The congregation first convened in private homes and later rented space for its activities, including a building owned by founding member Moses England at Fern and North Streets. In 1927 the congregation purchased an Adventist church building on the corner of Fern and Willis Streets and redesigned it as a temple. In 1959 the England-Blau families gifted to the temple a property at Broad Street and Wendell Avenue for the construction of a new edifice. The new temple building was completed in the summer of 1964 and formally dedicated in 1965.

==Architecture==
The block-like temple building, designed by architect Henry L. Blatner in the Modernist style, stands atop a graded slope. The entrance is fronted by two bulky stone pillars. The effect for arriving worshippers, Blatner said, is to "symbolize the journey of Moses up Mount Sinai to receive the Tablets of the Law".

The 280-seat sanctuary is topped by a circular dome which affords a view of the sky. The Ark was sculpted by Emanuel Milstein. Other facilities include a chapel, library, and ten classrooms.

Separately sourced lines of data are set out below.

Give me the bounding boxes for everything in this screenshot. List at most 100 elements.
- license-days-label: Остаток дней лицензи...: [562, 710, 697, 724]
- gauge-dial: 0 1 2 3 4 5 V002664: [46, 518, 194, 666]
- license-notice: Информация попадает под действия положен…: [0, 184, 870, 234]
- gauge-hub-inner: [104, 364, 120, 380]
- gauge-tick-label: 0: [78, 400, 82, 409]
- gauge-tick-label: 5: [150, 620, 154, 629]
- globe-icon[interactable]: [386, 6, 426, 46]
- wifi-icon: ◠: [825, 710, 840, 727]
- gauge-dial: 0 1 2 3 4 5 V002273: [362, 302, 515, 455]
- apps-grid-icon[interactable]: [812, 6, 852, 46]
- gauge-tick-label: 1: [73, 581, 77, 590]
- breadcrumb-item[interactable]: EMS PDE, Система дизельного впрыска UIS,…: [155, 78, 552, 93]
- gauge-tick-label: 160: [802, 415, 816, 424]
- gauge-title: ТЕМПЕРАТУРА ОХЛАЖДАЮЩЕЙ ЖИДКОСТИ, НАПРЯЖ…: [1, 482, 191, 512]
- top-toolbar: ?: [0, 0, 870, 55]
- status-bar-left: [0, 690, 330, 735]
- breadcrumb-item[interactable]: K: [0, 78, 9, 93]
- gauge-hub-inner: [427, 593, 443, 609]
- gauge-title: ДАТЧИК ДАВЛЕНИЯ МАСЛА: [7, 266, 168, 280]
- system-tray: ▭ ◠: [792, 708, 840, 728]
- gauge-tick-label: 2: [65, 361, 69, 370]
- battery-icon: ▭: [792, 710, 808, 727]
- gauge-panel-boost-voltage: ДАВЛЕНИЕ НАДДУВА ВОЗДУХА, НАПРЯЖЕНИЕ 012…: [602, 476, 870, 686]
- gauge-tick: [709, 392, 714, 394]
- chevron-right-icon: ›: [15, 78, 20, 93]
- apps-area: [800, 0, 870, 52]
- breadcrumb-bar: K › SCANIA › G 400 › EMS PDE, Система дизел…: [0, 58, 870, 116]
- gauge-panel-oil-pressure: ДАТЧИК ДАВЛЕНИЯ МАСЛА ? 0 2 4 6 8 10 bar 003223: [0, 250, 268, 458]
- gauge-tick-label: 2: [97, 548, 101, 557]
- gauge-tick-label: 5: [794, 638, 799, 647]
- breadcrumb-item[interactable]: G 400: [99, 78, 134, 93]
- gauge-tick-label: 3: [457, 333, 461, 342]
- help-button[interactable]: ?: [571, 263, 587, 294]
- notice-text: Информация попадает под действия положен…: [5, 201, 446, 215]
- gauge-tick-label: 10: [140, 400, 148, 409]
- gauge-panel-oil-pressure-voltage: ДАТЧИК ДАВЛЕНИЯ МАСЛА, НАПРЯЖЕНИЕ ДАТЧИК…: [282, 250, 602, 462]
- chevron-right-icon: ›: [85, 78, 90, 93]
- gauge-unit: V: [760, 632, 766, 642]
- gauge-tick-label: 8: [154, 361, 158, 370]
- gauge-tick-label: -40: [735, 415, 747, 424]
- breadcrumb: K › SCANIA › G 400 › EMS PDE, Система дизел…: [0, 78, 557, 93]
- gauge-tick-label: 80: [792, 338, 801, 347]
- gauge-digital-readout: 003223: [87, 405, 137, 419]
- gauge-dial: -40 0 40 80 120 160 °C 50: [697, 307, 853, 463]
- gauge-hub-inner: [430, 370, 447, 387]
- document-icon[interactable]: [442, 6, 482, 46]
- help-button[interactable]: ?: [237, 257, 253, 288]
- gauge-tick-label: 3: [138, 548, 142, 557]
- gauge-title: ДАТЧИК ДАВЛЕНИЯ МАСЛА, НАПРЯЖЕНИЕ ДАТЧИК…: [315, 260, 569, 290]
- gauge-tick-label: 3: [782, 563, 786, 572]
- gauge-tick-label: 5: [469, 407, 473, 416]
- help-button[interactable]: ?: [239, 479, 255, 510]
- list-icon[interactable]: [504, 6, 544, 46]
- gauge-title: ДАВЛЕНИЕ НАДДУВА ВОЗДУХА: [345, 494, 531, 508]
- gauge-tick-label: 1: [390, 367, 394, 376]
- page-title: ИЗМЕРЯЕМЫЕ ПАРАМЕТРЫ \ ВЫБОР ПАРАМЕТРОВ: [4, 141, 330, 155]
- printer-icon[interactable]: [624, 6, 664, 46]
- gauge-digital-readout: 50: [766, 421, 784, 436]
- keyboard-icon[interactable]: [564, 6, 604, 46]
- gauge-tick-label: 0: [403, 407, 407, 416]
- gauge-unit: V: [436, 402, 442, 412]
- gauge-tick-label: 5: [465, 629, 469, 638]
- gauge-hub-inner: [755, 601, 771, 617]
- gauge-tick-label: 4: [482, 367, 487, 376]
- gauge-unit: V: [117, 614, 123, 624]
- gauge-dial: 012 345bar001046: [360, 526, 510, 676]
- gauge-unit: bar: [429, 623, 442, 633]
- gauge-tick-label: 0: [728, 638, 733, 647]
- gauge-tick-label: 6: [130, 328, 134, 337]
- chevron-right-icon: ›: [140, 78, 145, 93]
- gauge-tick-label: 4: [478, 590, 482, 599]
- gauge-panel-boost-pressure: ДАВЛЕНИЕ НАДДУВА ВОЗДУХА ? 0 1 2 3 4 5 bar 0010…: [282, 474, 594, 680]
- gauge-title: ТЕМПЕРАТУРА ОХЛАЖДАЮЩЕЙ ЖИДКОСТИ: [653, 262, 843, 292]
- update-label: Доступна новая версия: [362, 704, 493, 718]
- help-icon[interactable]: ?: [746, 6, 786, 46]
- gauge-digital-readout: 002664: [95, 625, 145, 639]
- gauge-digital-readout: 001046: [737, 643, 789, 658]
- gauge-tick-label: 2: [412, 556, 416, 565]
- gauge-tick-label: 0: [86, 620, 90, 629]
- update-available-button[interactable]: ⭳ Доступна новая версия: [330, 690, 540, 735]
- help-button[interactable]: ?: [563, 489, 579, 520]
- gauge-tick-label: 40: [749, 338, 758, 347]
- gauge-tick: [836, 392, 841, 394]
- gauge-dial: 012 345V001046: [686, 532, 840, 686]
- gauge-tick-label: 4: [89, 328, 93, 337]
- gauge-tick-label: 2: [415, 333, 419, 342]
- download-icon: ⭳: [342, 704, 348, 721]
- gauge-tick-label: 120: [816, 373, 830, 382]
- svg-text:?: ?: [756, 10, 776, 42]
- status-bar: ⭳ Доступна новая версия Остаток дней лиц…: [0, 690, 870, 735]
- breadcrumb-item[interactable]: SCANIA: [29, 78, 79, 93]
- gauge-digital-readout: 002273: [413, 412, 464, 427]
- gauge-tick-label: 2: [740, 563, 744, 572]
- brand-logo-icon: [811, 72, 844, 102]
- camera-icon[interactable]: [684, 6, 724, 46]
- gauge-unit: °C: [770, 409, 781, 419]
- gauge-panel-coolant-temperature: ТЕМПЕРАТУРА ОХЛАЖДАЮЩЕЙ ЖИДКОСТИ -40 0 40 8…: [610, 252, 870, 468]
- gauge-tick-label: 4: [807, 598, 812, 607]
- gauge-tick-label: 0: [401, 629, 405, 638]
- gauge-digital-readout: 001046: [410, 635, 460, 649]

Among the interior decorations are several boldly colored oil paintings by American painter Mark Milloff, which he donated in memory of his mother.

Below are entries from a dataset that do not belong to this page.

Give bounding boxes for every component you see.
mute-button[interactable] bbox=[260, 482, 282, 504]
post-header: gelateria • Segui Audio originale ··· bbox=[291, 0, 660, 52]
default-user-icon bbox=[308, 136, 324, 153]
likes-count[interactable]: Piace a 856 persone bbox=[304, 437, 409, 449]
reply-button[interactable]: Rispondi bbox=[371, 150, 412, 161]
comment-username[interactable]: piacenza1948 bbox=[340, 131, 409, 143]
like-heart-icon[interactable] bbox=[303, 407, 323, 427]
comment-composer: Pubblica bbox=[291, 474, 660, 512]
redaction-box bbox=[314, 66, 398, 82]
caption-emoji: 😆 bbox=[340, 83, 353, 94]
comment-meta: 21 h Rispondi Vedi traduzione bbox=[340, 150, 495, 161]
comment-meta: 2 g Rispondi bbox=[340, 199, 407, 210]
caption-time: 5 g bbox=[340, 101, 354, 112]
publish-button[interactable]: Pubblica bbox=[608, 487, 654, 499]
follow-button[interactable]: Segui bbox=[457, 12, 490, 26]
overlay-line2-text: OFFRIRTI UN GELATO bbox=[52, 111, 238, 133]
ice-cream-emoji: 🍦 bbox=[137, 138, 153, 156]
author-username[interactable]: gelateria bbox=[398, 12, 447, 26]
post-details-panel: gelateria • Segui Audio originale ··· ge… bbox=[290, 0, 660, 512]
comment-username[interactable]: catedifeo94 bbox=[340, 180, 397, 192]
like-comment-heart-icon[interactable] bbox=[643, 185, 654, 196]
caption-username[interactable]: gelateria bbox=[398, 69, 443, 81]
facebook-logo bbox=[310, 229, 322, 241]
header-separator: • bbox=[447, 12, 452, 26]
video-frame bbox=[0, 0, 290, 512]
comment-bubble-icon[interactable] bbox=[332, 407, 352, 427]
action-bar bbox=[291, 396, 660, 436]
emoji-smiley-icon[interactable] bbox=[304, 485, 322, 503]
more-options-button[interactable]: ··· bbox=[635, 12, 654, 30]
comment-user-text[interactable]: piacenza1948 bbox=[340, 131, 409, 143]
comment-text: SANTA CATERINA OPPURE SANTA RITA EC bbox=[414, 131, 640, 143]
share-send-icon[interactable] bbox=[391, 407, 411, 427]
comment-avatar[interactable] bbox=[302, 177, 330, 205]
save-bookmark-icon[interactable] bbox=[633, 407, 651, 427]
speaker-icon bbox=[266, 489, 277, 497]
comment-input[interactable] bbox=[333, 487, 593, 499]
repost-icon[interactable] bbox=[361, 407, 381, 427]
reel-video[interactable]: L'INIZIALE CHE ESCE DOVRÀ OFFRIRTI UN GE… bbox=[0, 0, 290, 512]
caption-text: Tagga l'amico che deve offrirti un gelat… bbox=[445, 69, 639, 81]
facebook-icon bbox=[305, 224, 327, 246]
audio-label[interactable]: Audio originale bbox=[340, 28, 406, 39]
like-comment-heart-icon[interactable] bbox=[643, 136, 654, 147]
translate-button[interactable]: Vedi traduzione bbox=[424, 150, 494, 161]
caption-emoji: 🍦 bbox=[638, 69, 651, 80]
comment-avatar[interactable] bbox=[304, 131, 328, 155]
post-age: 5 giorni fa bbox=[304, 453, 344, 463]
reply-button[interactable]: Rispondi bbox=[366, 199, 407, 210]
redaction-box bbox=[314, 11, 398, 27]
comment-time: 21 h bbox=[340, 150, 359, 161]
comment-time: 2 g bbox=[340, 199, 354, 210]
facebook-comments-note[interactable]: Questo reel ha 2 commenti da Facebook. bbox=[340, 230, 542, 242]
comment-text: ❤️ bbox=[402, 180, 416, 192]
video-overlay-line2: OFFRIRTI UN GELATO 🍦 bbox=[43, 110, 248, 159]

The Journal of Israeli Architecture cited the temple building as "one of the eight synagogues of the world". The design won two awards from the American Institute of Architecture in 1964 and has featured in several books.

==Programming==
The temple's Hebrew Ladies Benevolent Society was established in 1882; it would later become the Women for Reform Judaism. The temple's Men's Club was established in 1932.

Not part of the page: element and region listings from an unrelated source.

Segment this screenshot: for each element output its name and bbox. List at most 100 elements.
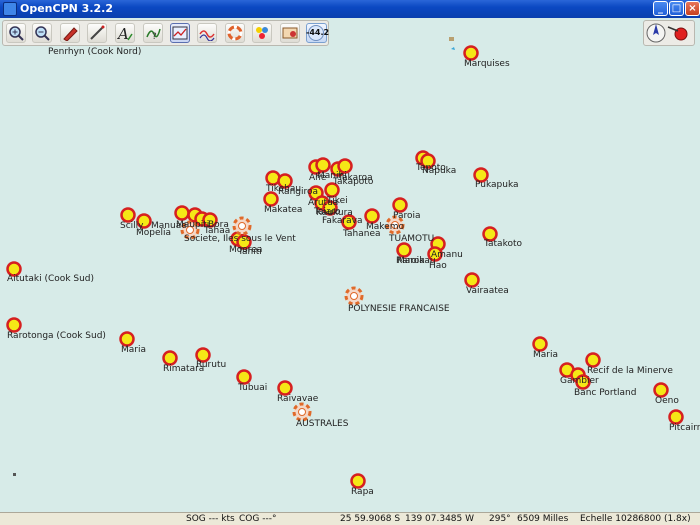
label-paroia: Paroia (393, 211, 421, 221)
measure-button[interactable] (87, 23, 107, 43)
minimize-button[interactable]: _ (653, 1, 668, 16)
zoom-in-button[interactable] (6, 23, 26, 43)
compass-widget[interactable] (643, 20, 695, 46)
label-takapoto: Takapoto (333, 177, 374, 187)
tide-station-oeno[interactable] (653, 382, 669, 398)
tide-station-rapa[interactable] (350, 473, 366, 489)
label-polynesie: POLYNESIE FRANCAISE (348, 304, 450, 314)
svg-text:A: A (117, 25, 129, 41)
route-button[interactable] (60, 23, 80, 43)
label-rurutu: Rurutu (196, 360, 227, 370)
current-station-polynesie[interactable] (344, 286, 364, 306)
tide-station-maria-west[interactable] (119, 331, 135, 347)
label-fakarava: Fakarava (322, 216, 363, 226)
tide-station-manuae[interactable] (174, 205, 190, 221)
lifebuoy-icon (227, 25, 243, 41)
label-vairaatea: Vairaatea (466, 286, 509, 296)
text-icon: A (117, 25, 133, 41)
tracks-icon: ? (146, 28, 161, 41)
tide-station-maria-east[interactable] (532, 336, 548, 352)
label-rarotonga: Rarotonga (Cook Sud) (7, 331, 106, 341)
label-pitcairn: Pitcairn (669, 423, 700, 433)
tides-button[interactable] (197, 23, 217, 43)
status-bearing: 295° (489, 514, 511, 524)
tide-station-makatea[interactable] (263, 191, 279, 207)
tide-station-scilly[interactable] (120, 207, 136, 223)
label-pukapuka: Pukapuka (475, 180, 519, 190)
gps-status-icon (667, 26, 688, 41)
main-toolbar: A ? -44.2 (2, 20, 329, 46)
status-sog: SOG --- kts (186, 514, 235, 524)
tide-station-manihi[interactable] (315, 157, 331, 173)
label-penrhyn: Penrhyn (Cook Nord) (48, 47, 142, 57)
status-cog: COG ---° (239, 514, 277, 524)
tide-station-marquises[interactable] (463, 45, 479, 61)
label-oeno: Oeno (655, 396, 679, 406)
label-rapa: Rapa (351, 487, 374, 497)
label-maria-west: Maria (121, 345, 146, 355)
island-marker (451, 47, 455, 50)
label-portland: Banc Portland (574, 388, 637, 398)
close-button[interactable]: × (685, 1, 700, 16)
label-tahiti: Tahiti (238, 247, 262, 257)
label-tuamotu: TUAMOTU (389, 234, 435, 244)
opencpn-app-icon (3, 2, 17, 16)
tide-station-minerve[interactable] (585, 352, 601, 368)
label-napuka: Napuka (422, 166, 457, 176)
tide-station-rarotonga[interactable] (6, 317, 22, 333)
label-gambier: Gambier (560, 376, 599, 386)
label-australes: AUSTRALES (296, 419, 349, 429)
label-maria-east: Maria (533, 350, 558, 360)
ais-button[interactable] (252, 23, 272, 43)
maximize-button[interactable]: □ (669, 1, 684, 16)
chart-markers-layer (6, 37, 684, 489)
label-tikei: Tikei (327, 196, 348, 206)
settings-button[interactable] (280, 23, 300, 43)
status-longitude: 139 07.3485 W (405, 514, 475, 524)
zoom-level-indicator[interactable]: -44.2 (306, 23, 330, 43)
measure-icon (90, 25, 105, 40)
label-tahanea: Tahanea (343, 229, 381, 239)
label-raivavae: Raivavae (277, 394, 319, 404)
current-station-australes[interactable] (292, 402, 312, 422)
tide-station-pitcairn[interactable] (668, 409, 684, 425)
tide-station-raivavae[interactable] (277, 380, 293, 396)
island-dot (13, 473, 16, 476)
zoom-level-text: -44.2 (306, 28, 330, 37)
settings-icon (282, 27, 298, 39)
chart-canvas[interactable]: Penrhyn (Cook Nord) Marquises Tepoto Nap… (0, 18, 700, 512)
status-scale: Echelle 10286800 (1.8x) (580, 514, 691, 524)
label-rangiroa: Rangiroa (278, 187, 319, 197)
label-minerve: Recif de la Minerve (587, 366, 673, 376)
status-latitude: 25 59.9068 S (340, 514, 401, 524)
lifebuoy-button[interactable] (225, 23, 245, 43)
current-station-societe[interactable] (232, 216, 252, 236)
label-tatakoto: Tatakoto (484, 239, 522, 249)
north-up-arrow-icon (646, 23, 666, 43)
chart-quilt-button[interactable] (170, 23, 190, 43)
zoom-out-button[interactable] (32, 23, 52, 43)
status-distance: 6509 Milles (517, 514, 569, 524)
label-makatea: Makatea (264, 205, 303, 215)
zoom-out-icon (35, 26, 50, 41)
island-shape (449, 37, 454, 41)
tracks-button[interactable]: ? (143, 23, 163, 43)
tide-station-vairaatea[interactable] (464, 272, 480, 288)
status-bar: SOG --- kts COG ---° 25 59.9068 S 139 07… (0, 512, 700, 525)
text-button[interactable]: A (115, 23, 135, 43)
label-hao: Hao (429, 261, 447, 271)
label-aitutaki: Aitutaki (Cook Sud) (7, 274, 95, 284)
tide-station-marokau[interactable] (396, 242, 412, 258)
tide-station-tubuai[interactable] (236, 369, 252, 385)
label-marquises: Marquises (464, 59, 510, 69)
compass-graphic (646, 23, 688, 43)
tide-station-tahanea[interactable] (364, 208, 380, 224)
tide-station-rimatara[interactable] (162, 350, 178, 366)
tide-station-paroia[interactable] (392, 197, 408, 213)
ais-icon (256, 27, 268, 39)
label-societe: Societe, Iles sous le Vent (184, 234, 296, 244)
label-mopelia: Mopelia (136, 228, 172, 238)
svg-text:?: ? (152, 32, 157, 41)
window-titlebar: OpenCPN 3.2.2 _ □ × (0, 0, 700, 18)
label-amanu: Amanu (431, 250, 463, 260)
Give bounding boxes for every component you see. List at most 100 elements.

In 1887, the temple's Sunday School program was developed; it would evolve into the modern-day Religious School program. Anshe Amunim also operates a Youth Group for teens in eighth through twelfth grade.

Anshe Amunim hosts the annual Hilda Vallin Feigenbaum Lecture Series, established in 1967 by Dr. Armand Feigenbaum and Dr. Donald Feigenbaum in honor of their mother. This lecture has featured prominent speakers such as author Isaac Bashevis Singer, politicians Barney Frank, Julian Bond, and Howard Dean, and journalists Sander Vanocur and Bernard Kalb. After Donald Feigenbaum died in March 2013, the Feigenbaum Foundation created a $1 million endowment to keep the lecture series going in perpetuity. At the same time, the Foundation gifted a second $1 million endowment to contribute to the salary of the temple's rabbi.

Since the 1960s, Anshe Amunim has maintained an interfaith dialogue with the Church on the Hill, a United Church of Christ congregation in neighboring Lenox. Rabbis and priests have spoken at each other's pulpits and joined each other on missions to Israel. In 2013, when Thanksgiving and the first day of Hanukkah fell on the same secular date, the church invited Rabbi Joshua Breindel of Anshe Amunim to light the Hanukkah menorah at the church's Thanksgiving dinner. Rabbi David Weiner of Congregation Knesset Israel of Pittsfield also participated. On Martin Luther King Jr. Day, January 15, 2016, Breindel and Pastor Sheila Sholes-Ross of the First Baptist Church of Pittsfield conducted a joint worship service.

==Rabbinic leadership==
Rabbi Harry Kaplan, a graduate of the Jewish Institute of Religion, assumed the pulpit of Anshe Amunim from 1926 to 1935. Rabbi Perry Nussbaum was the temple's spiritual leader from 1949 to 1954. Rabbi Harold I. Salzman served as senior rabbi from 1954 to 1984; he served as Rabbi Emeritus from 2017 until his passing in 2018. Rabbi Barbara Kipnis Cohen was the temple's spiritual leader from 1994 to 2005; she was also the Director of Religious Education. Rabbi Joshua Breindel, a graduate of Hebrew College in Newton, Massachusetts, served as the Temple's rabbi from 2009 to 2018.